I know that many of you were fearful of coming today, facing not only the material changes to this environment but also worrying about whether we, as people, would have changed. Some of us, whose pathways may not have crossed since college, carry memories of fellow students when they did not have one grey hair on their heads let alone false teeth, bald patches, or a pot bellies. Most of us dislike change and, as we get older, revisiting places like dear old St. Paul’s brings back so many memories, memories of what we were like those forty years ago, how we behaved, whom we befriended. A wealth of past experiences come crowding into the mind, which some people will find disturbing and unsettling. I do hope that today those anxieties will have been dispelled and those experiences will just be remembered as being part of what has brought us together, which gives us something in common even after all those years.
St. Paul’s is our alma mater and it gave birth to us as teachers and then nourished and formed us to go out into the world to exercise those many gifts and talents entrusted to us by God, our creator. These talents equipped us, whether we remained as teachers or not, to encourage and draw out those who have been committed to our charge, as pupils or in some other way, to bring out the best that they could do, to help them to value and celebrate themselves and to strive for and grasp the opportunities with which they have been blessed – and more. We may have taught future scientists, teachers, financiers, priests, architects, doctors, sportspersons, postmen, shop assistants and even politicians. It is a sobering thought that wherever those pupils of ours are today, whether it is somewhere in the European Community, far-flung continents or middle eastern states – wherever they are – we are there too, in the education, encouragement and guidance we have given to them. Through our pupils we have made our contribution to society – perhaps some more successfully than others. If each of us has taught for thirty-five years then we will have influenced about 1250 children – that is quite some contribution to the world. As we thank God today for the opportunities that we have been given to make this contribution let us also thank him for all that has rubbed off on us. Let us be thankful for all those who have helped us to achieve our goals as teachers, those who have introduced to us so many skills, talents and opportunities, those who sought to help us realise our potential – Prinny Bradby, John Priestly, Morris Pick, Gordon Osborne, Paul Dyke, Buster Riley, Ron West, Mr. Winkless, Ian Thompson of 52 Prestbury Road or Bill Dreghorne the ‘Galloping Geographer’.

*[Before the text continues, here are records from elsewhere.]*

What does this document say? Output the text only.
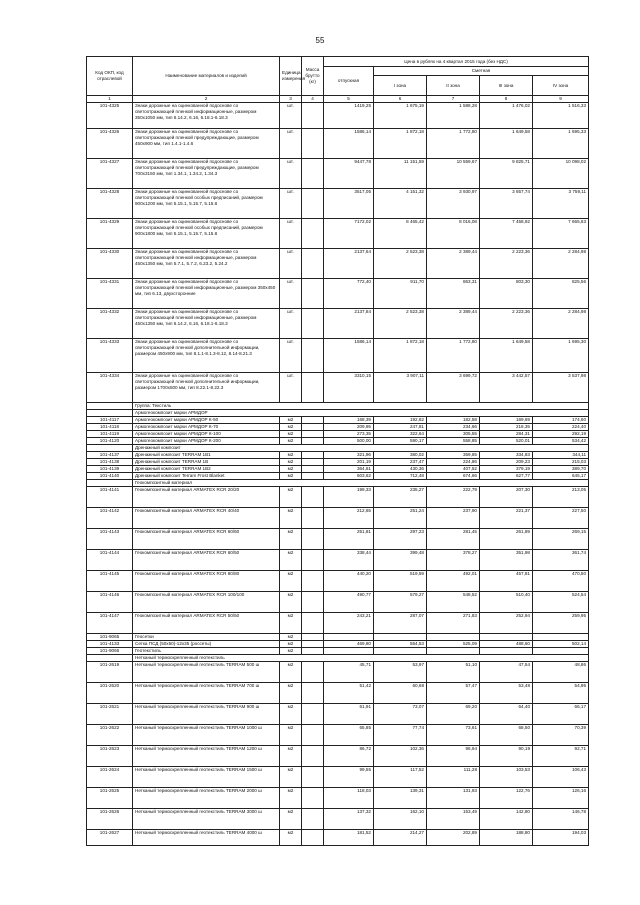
55
Код ОКП, код отраслевой	Наименование материалов и изделий	Единица измерения	Масса брутто (кг)	Цена в рублях на 4 квартал 2015 года (без НДС)				
				отпускная	Сметная			
					I зона	II зона	III зона	IV зона
1	2	3	4	5	6	7	8	9
101-4325	Знаки дорожные на оцинкованной подоснове со светоотражающей пленкой информационные, размером 350х1050 мм, тип 6.14.2, 6.16, 6.18.1-6.18.3	шт.		1419,25	1 675,19	1 588,28	1 476,02	1 516,33
101-4326	Знаки дорожные на оцинкованной подоснове со светоотражающей пленкой предупреждающие, размером 450х900 мм, тип 1.4.1-1.4.6	шт.		1586,14	1 872,18	1 772,80	1 649,58	1 695,33
101-4327	Знаки дорожные на оцинкованной подоснове со светоотражающей пленкой предупреждающие, размером 700х3150 мм, тип 1.34.1, 1.34.2, 1.34.3	шт.		9447,78	11 151,59	10 559,67	9 825,71	10 098,02
101-4328	Знаки дорожные на оцинкованной подоснове со светоотражающей пленкой особых предписаний, размером 900х1200 мм, тип 5.15.1, 5.15.7, 5.15.8	шт.		3517,05	4 151,32	3 930,97	3 657,74	3 759,11
101-4329	Знаки дорожные на оцинкованной подоснове со светоотражающей пленкой особых предписаний, размером 900х1800 мм, тип 5.15.1, 5.15.7, 5.15.8	шт.		7172,02	8 465,42	8 016,08	7 458,92	7 665,63
101-4330	Знаки дорожные на оцинкованной подоснове со светоотражающей пленкой информационные, размером 450х1350 мм, тип 5.7.1, 5.7.2, 6.23.2, 5.24.2	шт.		2137,64	2 523,38	2 389,44	2 223,36	2 284,98
101-4331	Знаки дорожные на оцинкованной подоснове со светоотражающей пленкой информационные, размером 350х450 мм, тип 6.13, двухсторонние	шт.		772,40	911,70	863,31	803,30	825,56
101-4332	Знаки дорожные на оцинкованной подоснове со светоотражающей пленкой информационные, размером 450х1350 мм, тип 6.14.2, 6.16, 6.18.1-6.18.3	шт.		2137,84	2 523,38	2 389,44	2 223,36	2 284,98
101-4333	Знаки дорожные на оцинкованной подоснове со светоотражающей пленкой дополнительной информации, размером 450х900 мм, тип 8.1.1-8.1.3-8.12, 8.14-8.21.3	шт.		1586,14	1 872,18	1 772,80	1 649,58	1 695,30
101-4334	Знаки дорожные на оцинкованной подоснове со светоотражающей пленкой дополнительной информации, размером 1700х500 мм, тип 8.22.1-8.22.3	шт.		3310,15	3 907,11	3 699,72	3 442,57	3 537,98
	Группа: Текстиль							
	Армогеокомпозит марки АРМДОР							
101-4117	Армогеокомпозит марки АРМДОР К-50	м2		168,39	192,62	182,58	169,69	174,60
101-4118	Армогеокомпозит марки АРМДОР К-70	м2		209,95	247,81	234,66	218,35	224,40
101-4119	Армогеокомпозит марки АРМДОР К-100	м2		273,35	322,64	305,55	284,31	292,19
101-4120	Армогеокомпозит марки АРМДОР К-200	м2		500,00	590,17	558,85	520,01	534,42
	Дренажный композит							
101-4137	Дренажный композит TERRAM 1B1	м2		321,96	380,02	359,85	334,83	344,11
101-4138	Дренажный композит TERRAM 1B	м2		201,19	237,47	224,86	209,23	215,03
101-4139	Дренажный композит TERRAM 1B2	м2		364,61	430,36	407,52	379,19	389,70
101-4140	Дренажный композит Terram Frost Blanket	м2		603,62	712,48	674,66	627,77	645,17
	Геокомпозитный материал							
101-4141	Геокомпозитный материал ARMATEX RCR 20/20	м2		199,33	235,27	222,79	207,30	213,05
101-4142	Геокомпозитный материал ARMATEX RCR 40/40	м2		212,65	251,24	237,90	221,37	227,50
101-4143	Геокомпозитный материал ARMATEX RCR 60/60	м2		251,81	297,23	281,45	261,89	269,15
101-4144	Геокомпозитный материал ARMATEX RCR 60/50	м2		338,44	399,48	378,27	351,98	361,74
101-4145	Геокомпозитный материал ARMATEX RCR 80/80	м2		440,20	519,59	492,01	457,81	470,50
101-4146	Геокомпозитный материал ARMATEX RCR 100/100	м2		490,77	579,27	548,52	510,40	524,54
101-4147	Геокомпозитный материал ARMATEX RCR 50/50	м2		243,21	287,07	271,83	252,94	259,95
101-9065	Геосетки	м2						
101-4133	Сетка ПСД (50х50)-12х35 (россеты)	м2		469,80	554,53	525,09	488,60	502,14
101-9066	Геотекстиль	м2						
	Нетканый термоскрепленный геотекстиль							
101-2619	Нетканый термоскрепленный геотекстиль TERRAM 500 ш	м2		45,71	53,97	51,10	47,54	48,86
101-2620	Нетканый термоскрепленный геотекстиль TERRAM 700 ш	м2		51,42	60,68	57,47	53,48	54,95
101-2621	Нетканый термоскрепленный геотекстиль TERRAM 900 ш	м2		61,91	73,07	69,20	64,40	66,17
101-2622	Нетканый термоскрепленный геотекстиль TERRAM 1000 ш	м2		65,85	77,74	73,61	68,50	70,39
101-2623	Нетканый термоскрепленный геотекстиль TERRAM 1200 ш	м2		86,72	102,36	96,94	90,19	92,71
101-2624	Нетканый термоскрепленный геотекстиль TERRAM 1500 ш	м2		99,55	117,52	111,28	103,53	106,43
101-2625	Нетканый термоскрепленный геотекстиль TERRAM 2000 ш	м2		118,03	139,31	131,93	122,76	126,16
101-2626	Нетканый термоскрепленный геотекстиль TERRAM 3000 ш	м2		137,32	162,10	153,49	142,80	146,78
101-2627	Нетканый термоскрепленный геотекстиль TERRAM 4000 ш	м2		181,52	214,27	202,89	188,80	194,03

Our teaching lives may be over or nearing their final term but it is reassuring to know, to hope and to pray that our influence for good will bear abundant fruit in the years to come. As we look around this chapel today it is appropriate to think that although the singing is not as good as it was in George Budge’s day, it was here that we, the Year of 1960 – 1963, all began our studies together. It was here that we began to “Disce ut doceas” (learn in order to teach).